Ozlem Fidanboylu, Christian Riis-Madsen, Nov 14, 2013
The 2007 U.S. Supreme Court decision in Leegin set in motion a landslide by overturning a 96-year old precedent. After identifying that the probability of anticompetitive resale price maintenance was too low to justify a per seprohibition, the Court now advocated a rule of reason approach to RPM cases. Despite the following protracted debate regarding the interface between economic theory and legal rules, the landscape for RPM remains blurred across jurisdictions.
RPM, often referred to as vertical price-fixing, occurs when suppliers fix the (minimum) price at which distributors can resell its products. While the U.S. federal analysis took a dramatic U-turn to review RPM under the rule of reason, the European approach remains largely unchanged. RPM is classified as a restriction of competition by object that will be presumed to breach Article 101(1) of the Treaty on the Functioning of the European Union and, consequently, presumed not to contain the sufficient efficiency requirements of Article 101(3).
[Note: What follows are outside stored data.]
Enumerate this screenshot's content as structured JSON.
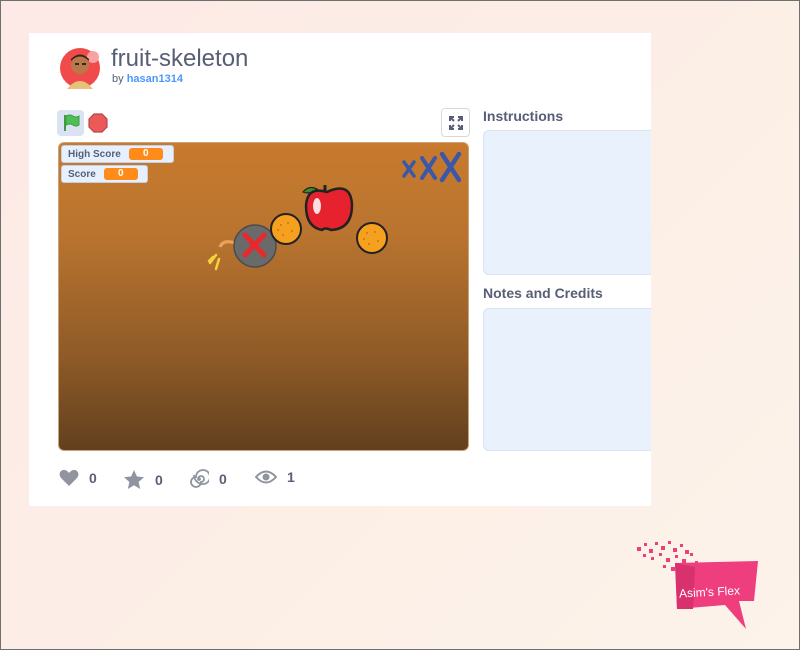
{
  "project": {
    "title": "fruit-skeleton",
    "by_prefix": "by",
    "author": "hasan1314"
  },
  "controls": {
    "green_flag_icon": "green-flag-icon",
    "stop_icon": "stop-sign-icon",
    "fullscreen_icon": "fullscreen-icon"
  },
  "stage": {
    "monitors": [
      {
        "label": "High Score",
        "value": "0"
      },
      {
        "label": "Score",
        "value": "0"
      }
    ],
    "misses_marks": "xXX",
    "sprites": [
      "bomb",
      "orange",
      "apple",
      "orange"
    ]
  },
  "panels": {
    "instructions_heading": "Instructions",
    "notes_heading": "Notes and Credits"
  },
  "stats": {
    "loves": "0",
    "favorites": "0",
    "remixes": "0",
    "views": "1"
  },
  "watermark": {
    "text": "Asim's Flex"
  },
  "colors": {
    "accent_blue": "#4c97ff",
    "text_gray": "#575e75",
    "monitor_orange": "#ff8c1a",
    "panel_bg": "#e9f1fc",
    "watermark_pink": "#ef3e7e"
  }
}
This harsh stance does not fully embrace an economics-based approach as it fails to truly recognize that market power is a prerequisite for consumer harm to occur. Consequently, the European Commission’s hostile approach causes the risk of over-enforcement through “type 1” errors where pro-competitive restraints are prohibited. This creates the risk that undertakings will not engage in pro-competitive RPM and will, instead, implement other vertical restraints that have a lower likelihood of providing welfare benefits to consumers.